Don't think you've escaped Bulk Hell yet. Just because you picked those 25k cards once doesn't mean you're done. Oh no, no way. Always pick your bulk twice. I have saved hundreds of dollars by doing this, on many occasions. If you have the means to store bulk unobtrusively, just sit on it forever and pick it monthly. Prices change, unused cards get brought to life, and you learn things. The bulk is never as empty as it seems. I enjoy the second pick, since it is often just ‘free money.' I've paid off the collection ages ago, or I'm sitting on the profits in a binder, and this is just a bonus.
As the good cards rotate into trade binders and out into the wild, the middling chaff will be sold off to a series of dealers across the country for small sums of cash. You can torment the bulk one last time, making promises to the blasphemous old gods if they'll just give you one more ten cent uncommon. Eventually, you can sell off the remaining ‘true bulk' for the original purchase price. Ideally, it will leave your trade binder better off, and your wallet fatter.

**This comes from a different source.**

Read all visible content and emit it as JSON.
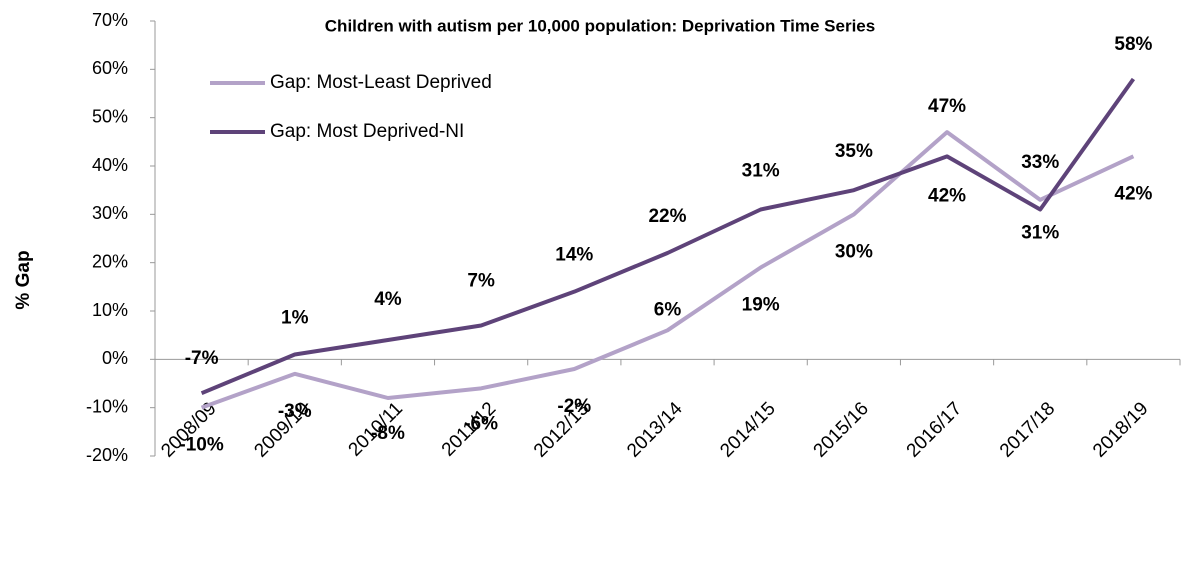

In the end, always remember that trading is a service, not a fair value exchange. While 100,000 copies of Beast Hunt might equal a Black Lotus ‘on the books', you'd be hard-pressed to find someone willing (or able...) to make that deal. If I'm taking on a stack of boxes as high as my kitchen counter, I'd jolly well better be making a nice margin on some of the low-end dealer trash. Otherwise I'm just paying money to move other peoples' boxes.
A Fun Afterthought
I enjoy examining the series of containers and storage devices used when receiving a collection. Though I have seen many practical, absurd, dangerous and ill-conceived methods of transporting Magic cards, the Lululemon shopping bag is at once the most absurd and most practical containers ever given to me in a collection. Though hilariously contrary to its contents, it remains a rugged, effective bag capable of hauling large quantities of Magic cards. Unfortunately, it is littered with glib, new-agey commentary like “creativity is maximized when you're living in the moment” and requires you to fill complete a small survey on the inside of the bag. It's a shame that the bag is so obnoxious, because it's a fundamentally great bag for carrying heavy rectangular things. Someone enterprising should copy their bag and feature licensed Magic imagery.